Ovation initially outsourced development and hosting of the webinars--as it does with all experimental applications--bringing them in-house when their value became clear and Heath was convinced his staff could create something comparable for less money. The company is taking the same approach with Web-based videoconferencing. Says Heath: "We're going to build a room and use it to do all our broadcasting over the Internet, including webinars, teleconferencing, and videoconferencing.

"This is never anything I've ever had to push," says Heath. "Everyone knows it's about getting closer to our clients. There is no resistance."

The Company

MagicTricks.com

4 to 10 employees (seasonal)

The Site: An e-commerce site selling tricks, videos, and memorabilia; an extensive library on magic

The Cost: A few thousand dollars to construct; $2,000 a month to operate and $3,000 a month for promotion

The Team: MagicTricks.com's vice president developed the site and works on it almost exclusively; the president devotes a few hours a day to online customer service; and an employee spends one day a week typing in product information.

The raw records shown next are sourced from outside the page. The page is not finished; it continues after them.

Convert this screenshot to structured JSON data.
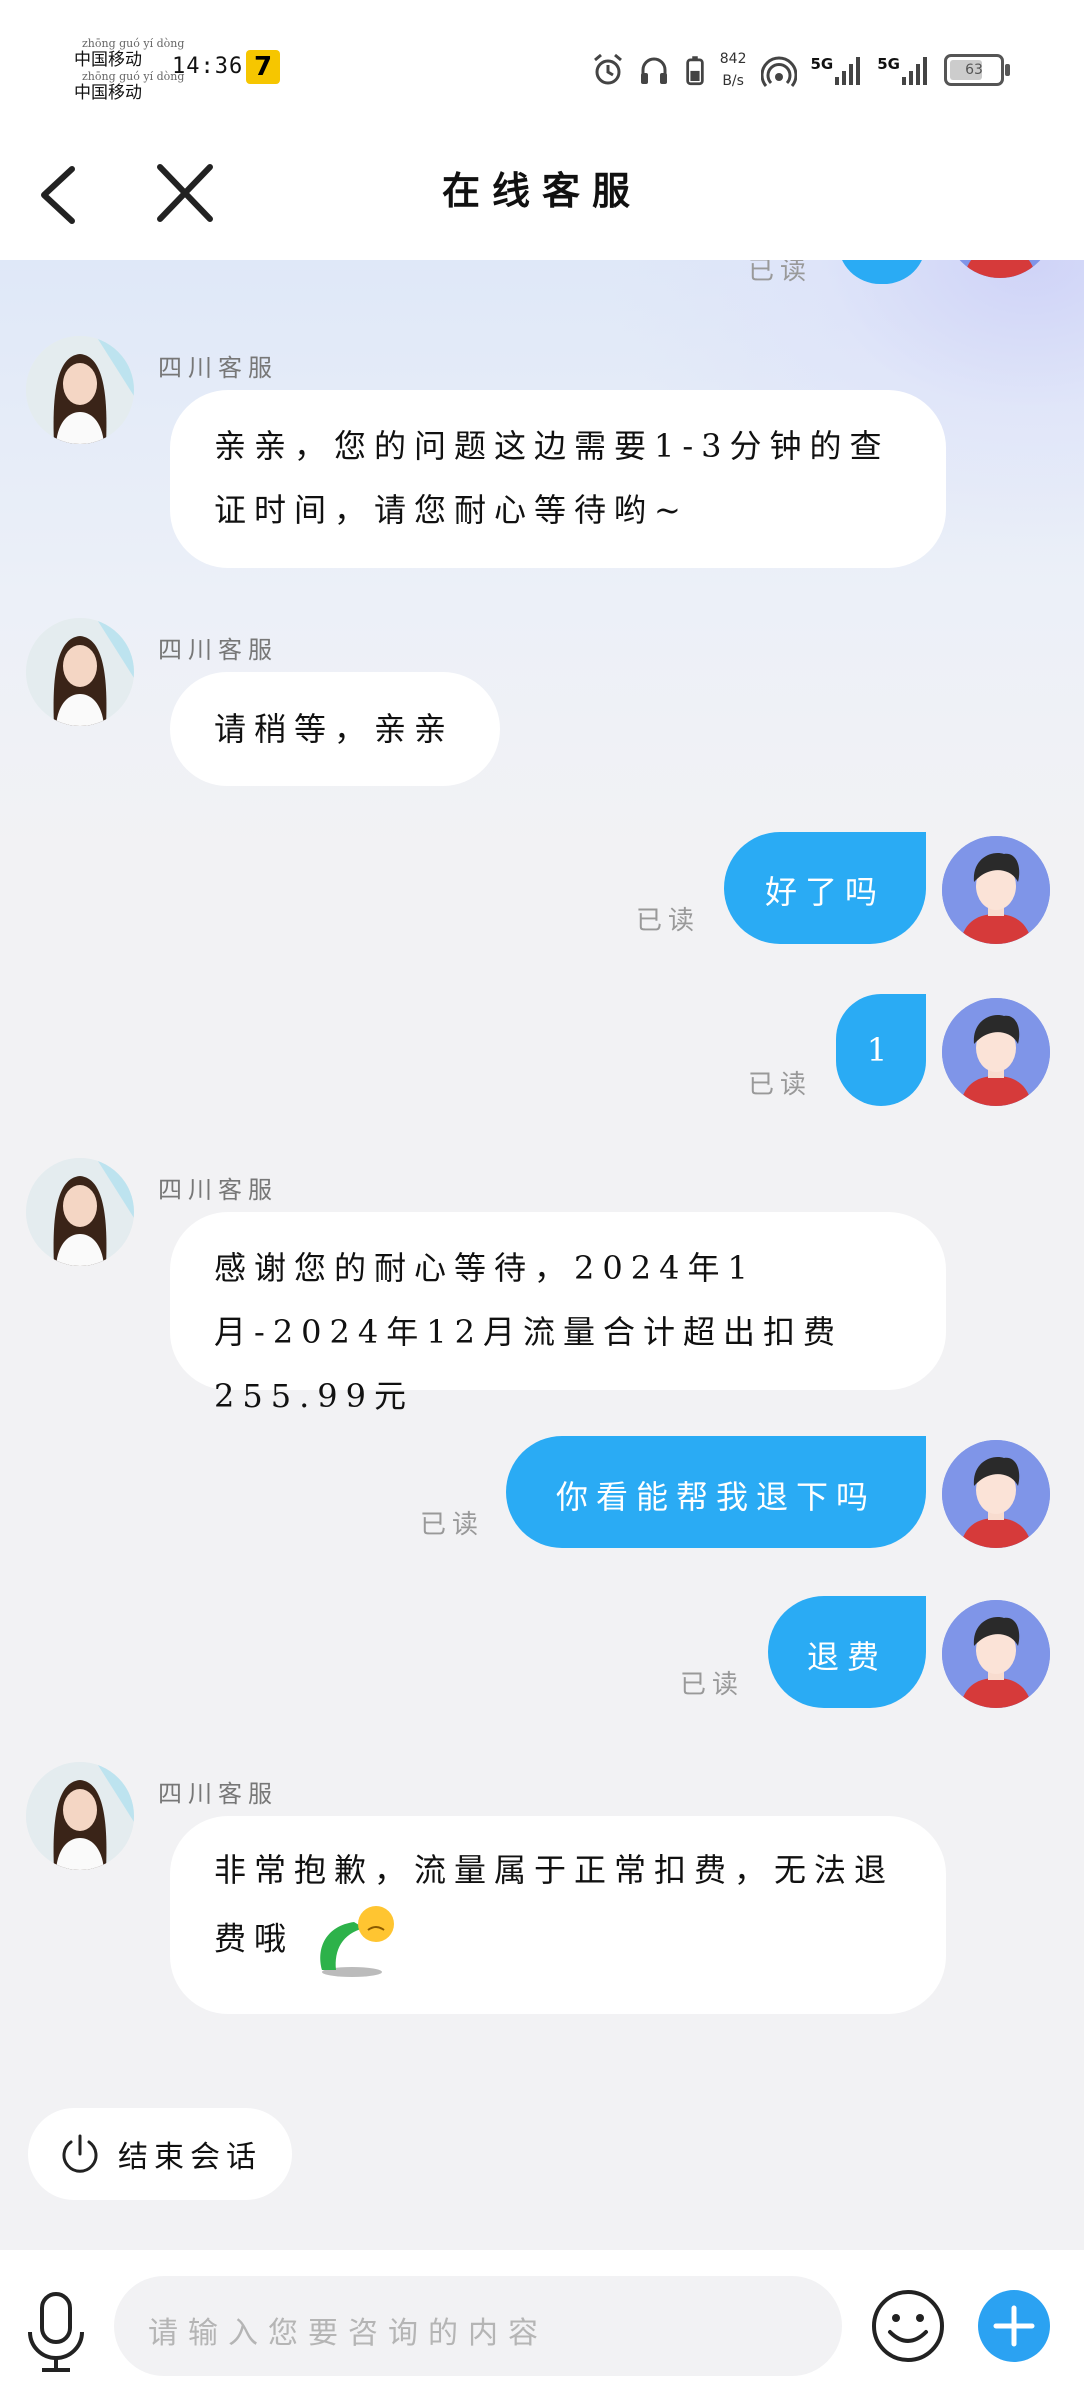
{
  "status_bar": {
    "carrier_1": "中国移动",
    "carrier_1_pinyin": "zhōng guó yí dòng",
    "carrier_2": "中国移动",
    "carrier_2_pinyin": "zhōng guó yí dòng",
    "time": "14:36",
    "app_badge": "7",
    "network_speed_value": "842",
    "network_speed_unit": "B/s",
    "signal_1": "5G",
    "signal_2": "5G",
    "battery": "63"
  },
  "header": {
    "title": "在线客服"
  },
  "messages": [
    {
      "side": "agent",
      "name": "四川客服",
      "text": "亲亲，您的问题这边需要1-3分钟的查证时间，请您耐心等待哟~"
    },
    {
      "side": "agent",
      "name": "四川客服",
      "text": "请稍等，亲亲"
    },
    {
      "side": "user",
      "text": "好了吗",
      "status": "已读"
    },
    {
      "side": "user",
      "text": "1",
      "status": "已读"
    },
    {
      "side": "agent",
      "name": "四川客服",
      "text": "感谢您的耐心等待，2024年1月-2024年12月流量合计超出扣费255.99元"
    },
    {
      "side": "user",
      "text": "你看能帮我退下吗",
      "status": "已读"
    },
    {
      "side": "user",
      "text": "退费",
      "status": "已读"
    },
    {
      "side": "agent",
      "name": "四川客服",
      "text": "非常抱歉，流量属于正常扣费，无法退费哦"
    }
  ],
  "partial_top": {
    "status": "已读"
  },
  "end_session": {
    "label": "结束会话"
  },
  "input": {
    "placeholder": "请输入您要咨询的内容"
  },
  "colors": {
    "accent": "#2aabf4",
    "user_bubble": "#2aabf4",
    "agent_bubble": "#ffffff",
    "background": "#f2f2f4"
  }
}
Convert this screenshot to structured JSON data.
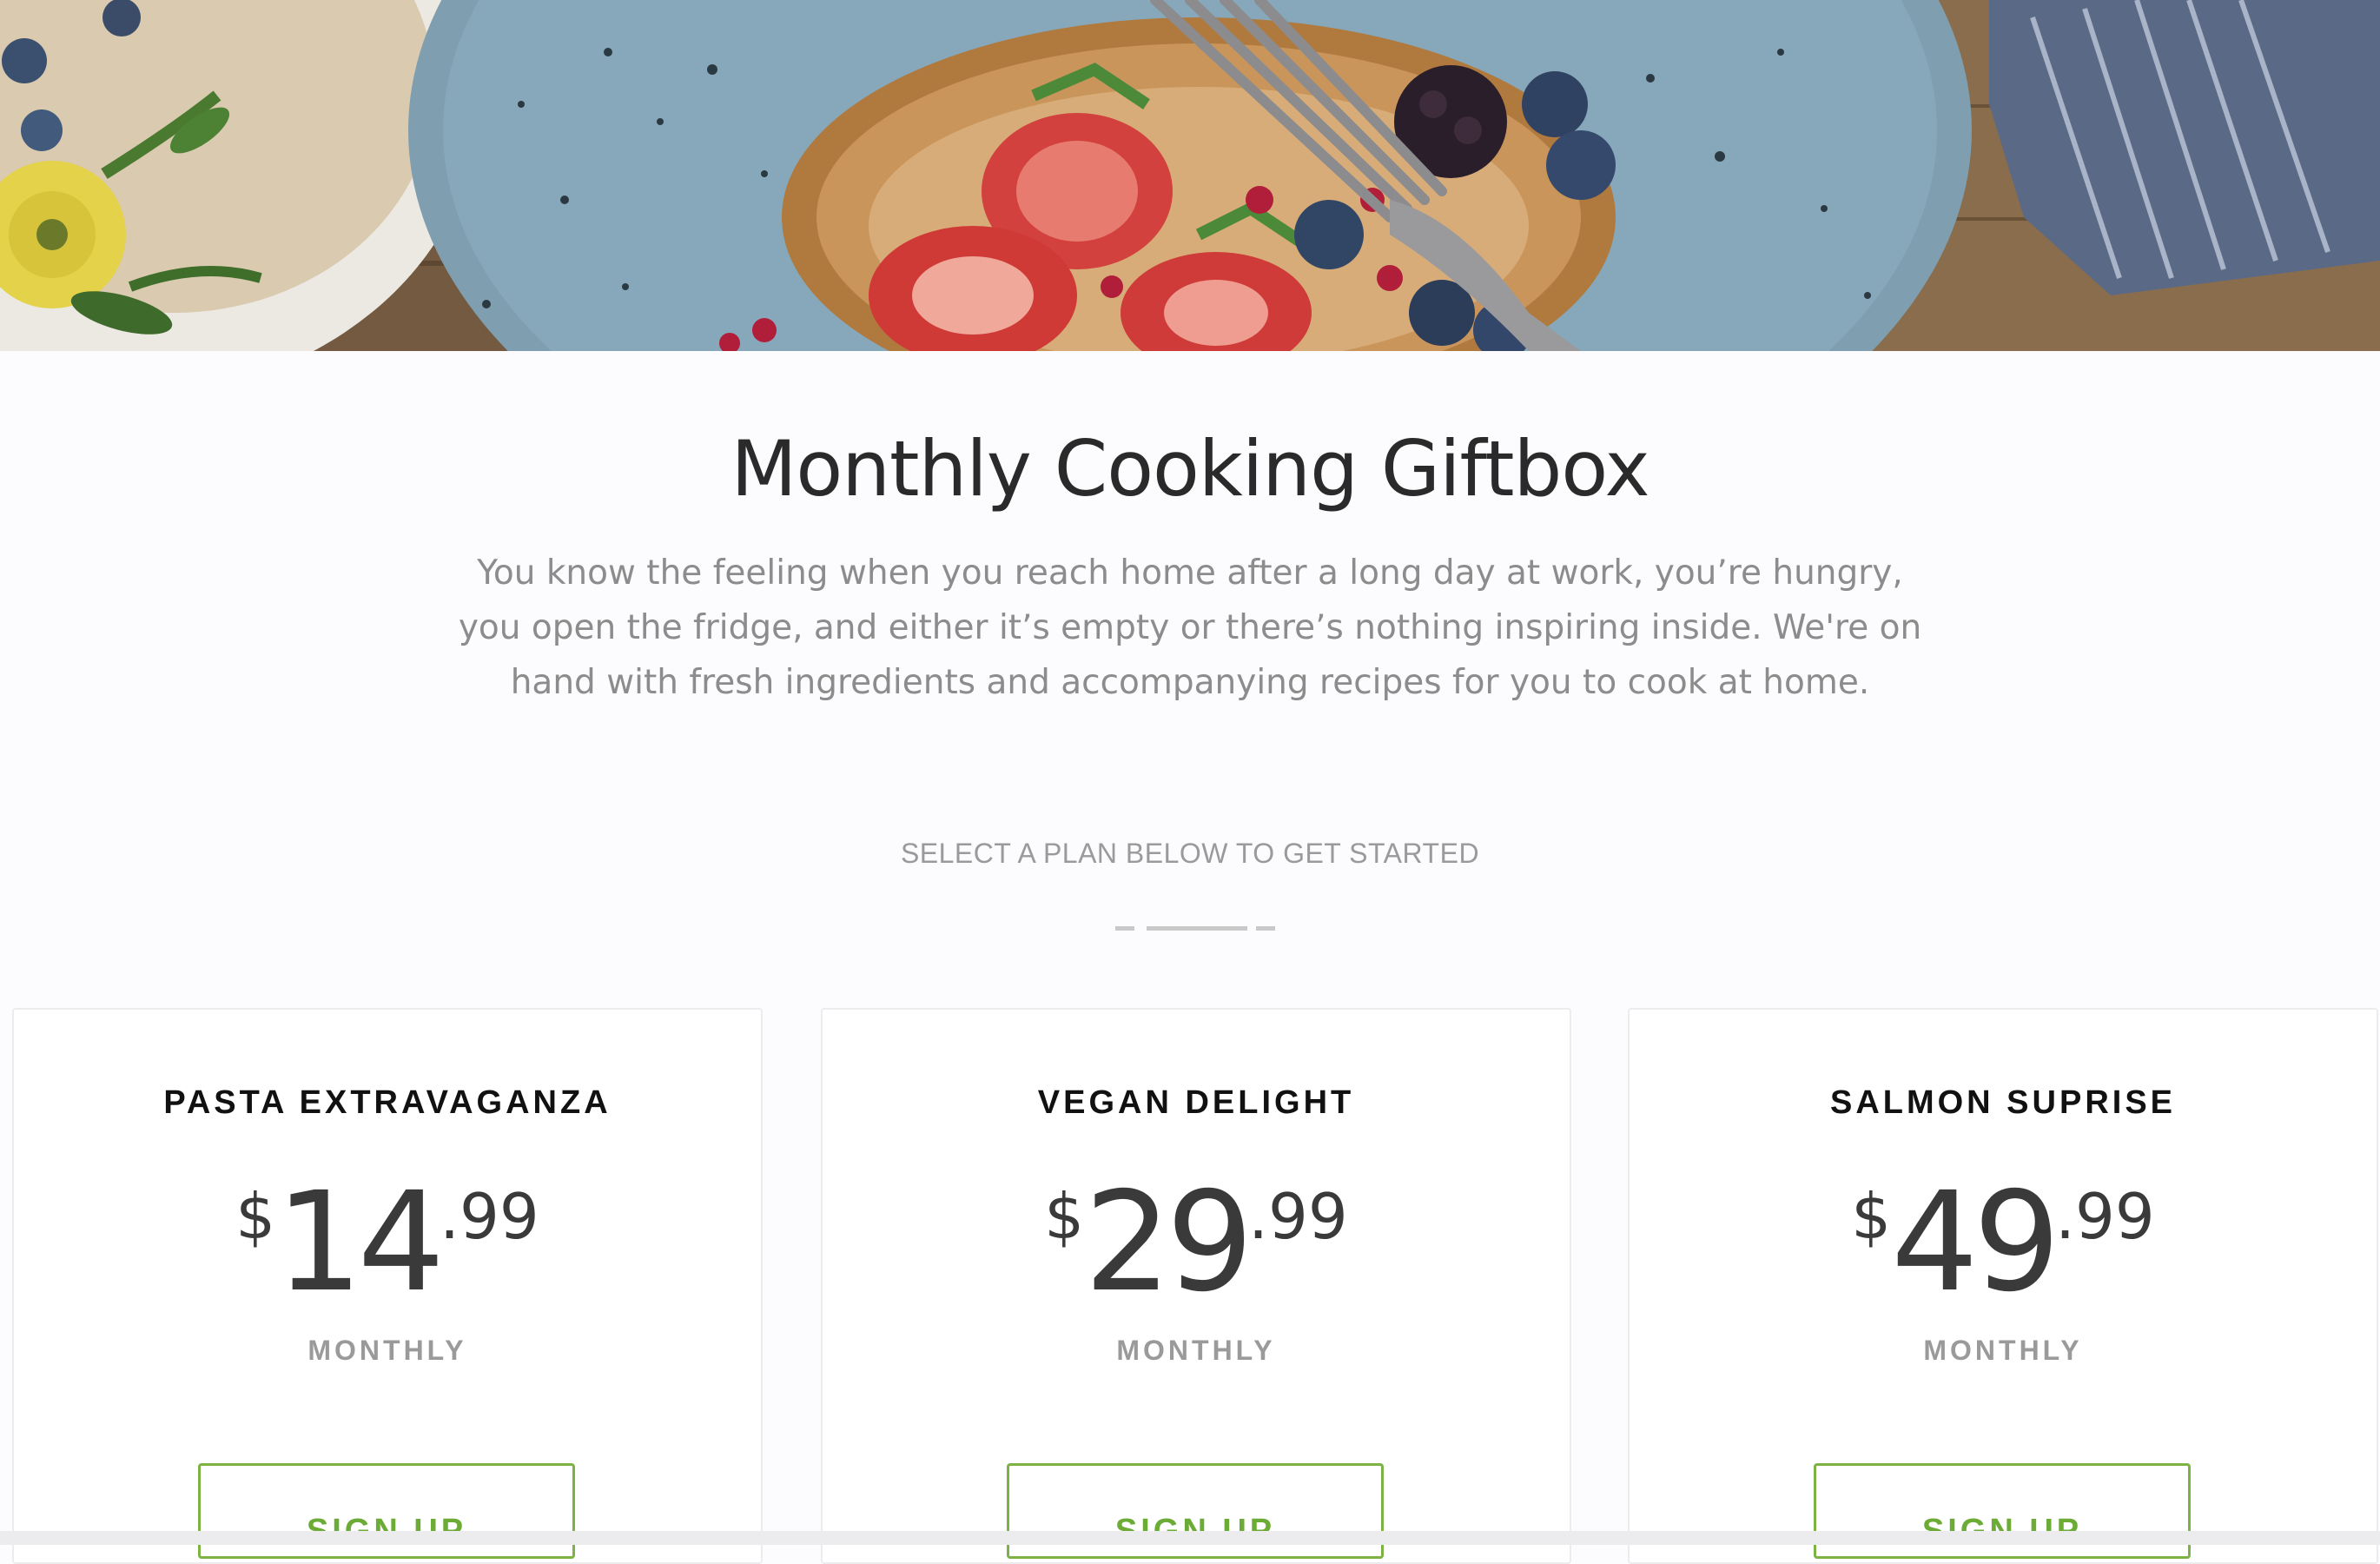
{
  "hero": {
    "image_alt": "food-plate-photo"
  },
  "header": {
    "title": "Monthly Cooking Giftbox",
    "intro": "You know the feeling when you reach home after a long day at work, you’re hungry, you open the fridge, and either it’s empty or there’s nothing inspiring inside. We're on hand with fresh ingredients and accompanying recipes for you to cook at home."
  },
  "plans_section": {
    "heading": "SELECT A PLAN BELOW TO GET STARTED"
  },
  "plans": [
    {
      "name": "PASTA EXTRAVAGANZA",
      "currency": "$",
      "whole": "14",
      "cents": ".99",
      "period": "MONTHLY",
      "button_label": "SIGN UP"
    },
    {
      "name": "VEGAN DELIGHT",
      "currency": "$",
      "whole": "29",
      "cents": ".99",
      "period": "MONTHLY",
      "button_label": "SIGN UP"
    },
    {
      "name": "SALMON SUPRISE",
      "currency": "$",
      "whole": "49",
      "cents": ".99",
      "period": "MONTHLY",
      "button_label": "SIGN UP"
    }
  ],
  "colors": {
    "accent_green": "#7cb342",
    "title_text": "#2a2a2a",
    "muted_text": "#8c8c8c"
  }
}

Peter Monticup's most mystifying feat in a long career of mystifying feats is this: that he ended up the owner of a dot-com. Monticup is a guy who eight years ago ran a business that didn't use a single computer. Yet today, after more than three decades of operating magic stores that never reaped more than $100,000 in sales, he's the owner of a Web business that employs as many as 10 people and has been growing 30% to 50% a year.

For small and midsize businesses with basic commerce sites, host outsourcing can reduce the total cost of ownership 25% to 80%.

Certainly magic is nonintuitive content for the Web, which presents no physical reality to subvert. At the three stores he owned, Monticup, a professional magician, would first astound customers with his tricks, then demonstrate their ease of execution, and finally close the deal. But in each location, "there are only so many people who are going to buy magic," he explains. "You saturate the market, and you have to move to another location and open another store."

In 1995 Monticup's wife suggested they experiment with the Web. Jackie Monticup is an M.B.A. and former advertising executive. (The couple met when she was handling the McDonald's account for a major New York agency and he was the East Coast Ronald McDonald.) As head of marketing for the business, she was chiefly looking for ways to promote the couple's latest store, Magic Tricks, and maybe move a little inventory as well. A computer-literate insomniac, she taught herself Web programming at night, using free online resources like HTML Goodies, PageResource.com, and Bravenet.com. She then built a site using Microsoft's FrontPage, a gift from one of that product's original developers, who happened to be an amateur magician.